You will need:
- A design or some pixel art
- Construction paper in appropriate colors
- A bright monitor
- Scissors, pen, tape
Optionally, large pieces of sturdy cardboard and some kind of glue to reinforce them. The Zelda sprites were simpler and I have better pictures, so I'll be using them to show you how this method works. I'll show you how general the method is by describing my octopus design at the end, which used the exact same steps as the sprites.
Step 1: Trace the Sprites
Here's the only trick to the process: using your monitor as a lightbox! First, decide how large you want your pieces to be in real life. Then count the pixels and figure out how large they will need to be to achieve that.
Open up your design in any program like mspaint where you can zoom in super close to the pixels. Adjust your zoom until their physical size on the monitor is the size you want it in real life, then lay a sheet of construction paper on the screen. Gently outline the shapes you'll need in that color with a pencil. When working with pixels, you really only need to mark corners - take serious measures to avoid putting too much pressure on your monitor in order to avoid damaging it. Try to arrange the pieces on a grid, almost as if you were playing tetris. The more shared edges, the less cuts and the easier it will be to ensure that the paper pixels are of consistent size. You can make barely-visible scribbles and then reconstruct the correct shape later. Of course keep in mind that simple arrangements (2 or 3 pixels in a group) don't need to be traced and can be drawn entirely with a ruler.
Remove the paper and draw a proper outline of all of the shapes with a straightedge. You'll want to be very strict about the sizes here. Each line segment must be identical in length, or your sprites will have unsightly gaps. This is much less important for more free-hand shapes like the octopus, but you still want things to line up.
NOTE that some colors may be too dark to trace through. If this is an issue, there is a way to circumvent it... but it will double your work. Simply trace through some white computer paper first, then use the resulting pieces as stencils to cut out the shapes in the color you actually want. I had to do this for all of the black parts in my sprites.
Step 2: Cut and Arrange the Pieces
Cut out the pieces. Lay them out like a puzzle as you go to make sure you have all of the correct bits. It's fun to see your progress, and keeping track of what's been done already will save you headaches later. Trim or recut any pieces that don't line up properly.
Step 3: Tape Them Up!
Once you've got all of the pieces ready, reassemble them upside down. You basically want to assemble a mirror image of your final design. Then you can go all around and tape the pieces together securely.
At this point, you can call it a day. I left my wall art like this for several years in college, using sticky tack to secure it to my wall. Eventually though, the pieces started to get a bit droopy and hard to secure. I then got a hold of a large cardboard box (from a flatscreen tv) that was double-corrugated. I traced my sprites onto it, cut out backer pieces for each one, and glued them together. I don't have photos of this process, but now my sprites are sturdy and easier to mount on a wall. I would highly recommend doing this up front if you have any nice cardboard around. My octopus is a bit more complicated to reinforce because of the curves and negative space, so it's still just taped paper to this day.
Step 4: Bonus Octopus Art
Just to show you that this method isn't limited to pixel art, here are some photos of the project I did immediately afterwards.

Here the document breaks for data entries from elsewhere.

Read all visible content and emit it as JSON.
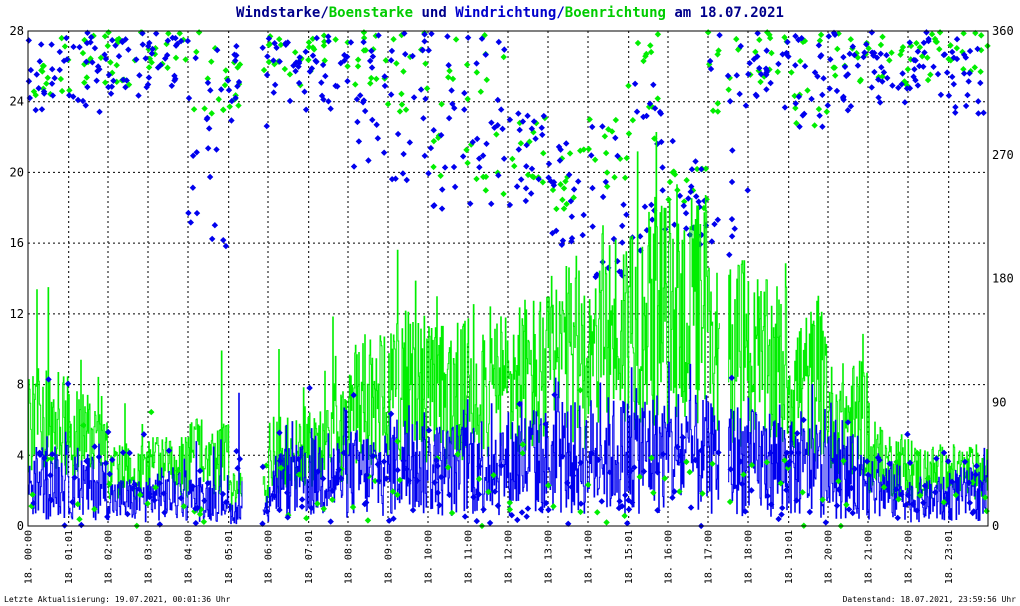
{
  "title": {
    "part1": "Windstarke/",
    "part2": "Boenstarke",
    "part3": " und ",
    "part4": "Windrichtung/",
    "part5": "Boenrichtung",
    "part6": " am 18.07.2021"
  },
  "footer": {
    "left": "Letzte Aktualisierung: 19.07.2021, 00:01:36 Uhr",
    "right": "Datenstand: 18.07.2021, 23:59:56 Uhr"
  },
  "colors": {
    "wind": "#0000ee",
    "gust": "#00ee00",
    "grid": "#000000",
    "title_dark": "#00008b",
    "title_green": "#00cc00",
    "title_blue": "#0000cc"
  },
  "chart_data": {
    "type": "line",
    "y_left": {
      "ticks": [
        "0",
        "4",
        "8",
        "12",
        "16",
        "20",
        "24",
        "28"
      ],
      "range": [
        0,
        28
      ]
    },
    "y_right": {
      "ticks": [
        "0",
        "90",
        "180",
        "270",
        "360"
      ],
      "range": [
        0,
        360
      ]
    },
    "x_range_hours": [
      0,
      24
    ],
    "x_ticks": [
      "18. 00:00",
      "18. 01:01",
      "18. 02:00",
      "18. 03:00",
      "18. 04:00",
      "18. 05:01",
      "18. 06:00",
      "18. 07:01",
      "18. 08:00",
      "18. 09:00",
      "18. 10:00",
      "18. 11:00",
      "18. 12:00",
      "18. 13:00",
      "18. 14:00",
      "18. 15:01",
      "18. 16:00",
      "18. 17:00",
      "18. 18:00",
      "18. 19:01",
      "18. 20:00",
      "18. 21:00",
      "18. 22:00",
      "18. 23:01"
    ],
    "x_tick_hours": [
      0,
      1.017,
      2,
      3,
      4,
      5.017,
      6,
      7.017,
      8,
      9,
      10,
      11,
      12,
      13,
      14,
      15.017,
      16,
      17,
      18,
      19.017,
      20,
      21,
      22,
      23.017
    ],
    "gaps_hours": [
      [
        5.35,
        5.85
      ],
      [
        17.3,
        17.5
      ]
    ],
    "series": [
      {
        "name": "Windstarke",
        "hourly_mean": [
          2.5,
          2.2,
          1.5,
          1.8,
          1.6,
          0.8,
          2.5,
          2.8,
          3.0,
          3.5,
          3.2,
          3.5,
          3.6,
          3.8,
          4.0,
          4.2,
          4.0,
          3.8,
          3.6,
          3.2,
          2.8,
          2.0,
          1.5,
          1.8
        ],
        "hourly_max": [
          7.5,
          5,
          4,
          4,
          5,
          8,
          6,
          7,
          8,
          9,
          8,
          8.5,
          9,
          9.5,
          10,
          10,
          9.5,
          9,
          8.5,
          8,
          7,
          4.5,
          4,
          4.5
        ]
      },
      {
        "name": "Boenstarke",
        "hourly_mean": [
          6,
          5,
          3,
          3.5,
          4,
          2,
          4,
          5,
          7,
          8,
          7.5,
          8,
          8.5,
          9.5,
          11,
          12,
          12,
          10,
          9,
          8,
          6,
          3.5,
          3,
          3
        ],
        "hourly_max": [
          15.5,
          10,
          7,
          5,
          10,
          3,
          10,
          12,
          16.5,
          16,
          13,
          16,
          15,
          18,
          21,
          23.5,
          21,
          15,
          15,
          13,
          13,
          7.5,
          5,
          5
        ]
      },
      {
        "name": "Windrichtung",
        "hourly_band_deg": [
          [
            300,
            360
          ],
          [
            300,
            360
          ],
          [
            310,
            360
          ],
          [
            320,
            360
          ],
          [
            200,
            360
          ],
          [
            290,
            350
          ],
          [
            300,
            360
          ],
          [
            300,
            360
          ],
          [
            260,
            360
          ],
          [
            250,
            360
          ],
          [
            230,
            360
          ],
          [
            230,
            360
          ],
          [
            220,
            300
          ],
          [
            200,
            280
          ],
          [
            180,
            300
          ],
          [
            200,
            330
          ],
          [
            200,
            280
          ],
          [
            190,
            360
          ],
          [
            300,
            360
          ],
          [
            280,
            360
          ],
          [
            300,
            360
          ],
          [
            300,
            360
          ],
          [
            310,
            360
          ],
          [
            300,
            360
          ]
        ]
      },
      {
        "name": "Boenrichtung",
        "hourly_band_deg": [
          [
            310,
            360
          ],
          [
            310,
            360
          ],
          [
            320,
            360
          ],
          [
            330,
            360
          ],
          [
            300,
            360
          ],
          [
            300,
            340
          ],
          [
            320,
            360
          ],
          [
            330,
            360
          ],
          [
            320,
            360
          ],
          [
            300,
            360
          ],
          [
            240,
            360
          ],
          [
            230,
            360
          ],
          [
            240,
            300
          ],
          [
            230,
            280
          ],
          [
            240,
            300
          ],
          [
            280,
            360
          ],
          [
            230,
            260
          ],
          [
            300,
            360
          ],
          [
            320,
            360
          ],
          [
            290,
            360
          ],
          [
            320,
            360
          ],
          [
            320,
            360
          ],
          [
            320,
            360
          ],
          [
            330,
            360
          ]
        ]
      }
    ]
  }
}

I used the exact same technique to reproduce a design I created in mspaint as a larger piece of construction paper wall art. Of course, since the whole thing was made with black paper I had to cut each piece out twice.

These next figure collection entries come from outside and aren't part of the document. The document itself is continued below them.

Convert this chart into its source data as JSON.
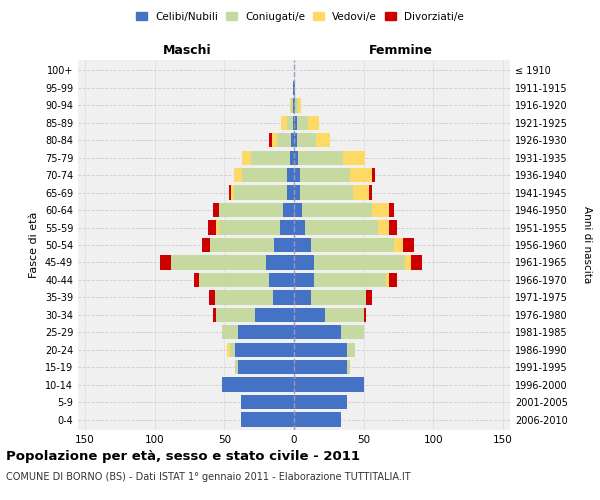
{
  "age_groups": [
    "0-4",
    "5-9",
    "10-14",
    "15-19",
    "20-24",
    "25-29",
    "30-34",
    "35-39",
    "40-44",
    "45-49",
    "50-54",
    "55-59",
    "60-64",
    "65-69",
    "70-74",
    "75-79",
    "80-84",
    "85-89",
    "90-94",
    "95-99",
    "100+"
  ],
  "birth_years": [
    "2006-2010",
    "2001-2005",
    "1996-2000",
    "1991-1995",
    "1986-1990",
    "1981-1985",
    "1976-1980",
    "1971-1975",
    "1966-1970",
    "1961-1965",
    "1956-1960",
    "1951-1955",
    "1946-1950",
    "1941-1945",
    "1936-1940",
    "1931-1935",
    "1926-1930",
    "1921-1925",
    "1916-1920",
    "1911-1915",
    "≤ 1910"
  ],
  "males": {
    "celibi": [
      38,
      38,
      52,
      40,
      42,
      40,
      28,
      15,
      18,
      20,
      14,
      10,
      8,
      5,
      5,
      3,
      2,
      1,
      1,
      1,
      0
    ],
    "coniugati": [
      0,
      0,
      0,
      2,
      4,
      12,
      28,
      42,
      50,
      68,
      46,
      44,
      46,
      38,
      32,
      28,
      10,
      4,
      1,
      0,
      0
    ],
    "vedovi": [
      0,
      0,
      0,
      0,
      2,
      0,
      0,
      0,
      0,
      0,
      0,
      2,
      0,
      2,
      6,
      6,
      4,
      4,
      1,
      0,
      0
    ],
    "divorziati": [
      0,
      0,
      0,
      0,
      0,
      0,
      2,
      4,
      4,
      8,
      6,
      6,
      4,
      2,
      0,
      0,
      2,
      0,
      0,
      0,
      0
    ]
  },
  "females": {
    "nubili": [
      34,
      38,
      50,
      38,
      38,
      34,
      22,
      12,
      14,
      14,
      12,
      8,
      6,
      4,
      4,
      3,
      2,
      2,
      1,
      1,
      0
    ],
    "coniugate": [
      0,
      0,
      0,
      2,
      6,
      16,
      28,
      40,
      52,
      66,
      60,
      52,
      50,
      38,
      36,
      32,
      14,
      8,
      2,
      0,
      0
    ],
    "vedove": [
      0,
      0,
      0,
      0,
      0,
      0,
      0,
      0,
      2,
      4,
      6,
      8,
      12,
      12,
      16,
      16,
      10,
      8,
      2,
      0,
      0
    ],
    "divorziate": [
      0,
      0,
      0,
      0,
      0,
      0,
      2,
      4,
      6,
      8,
      8,
      6,
      4,
      2,
      2,
      0,
      0,
      0,
      0,
      0,
      0
    ]
  },
  "colors": {
    "celibi": "#4472C4",
    "coniugati": "#C5D9A0",
    "vedovi": "#FFD966",
    "divorziati": "#CC0000"
  },
  "xlim": 155,
  "title": "Popolazione per età, sesso e stato civile - 2011",
  "subtitle": "COMUNE DI BORNO (BS) - Dati ISTAT 1° gennaio 2011 - Elaborazione TUTTITALIA.IT",
  "ylabel_left": "Fasce di età",
  "ylabel_right": "Anni di nascita",
  "xlabel_left": "Maschi",
  "xlabel_right": "Femmine",
  "bg_color": "#FFFFFF",
  "plot_bg": "#F0F0F0",
  "grid_color": "#CCCCCC"
}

I wanted to play around with figure-ground relations, so I left the outer shape looking like several full sheets of construction paper strewn carelessly on the wall. The octopus itself is defined by the absence of paper, where the wall texture shows through. The fish was cut out and moved outside of the piece to try to give some movement, break the boundary and keep the piece from feeling constrained. Plus, one cut; two fish!
Thanks for looking! As always, I'd love to see anything you make that is inspired by this instructable.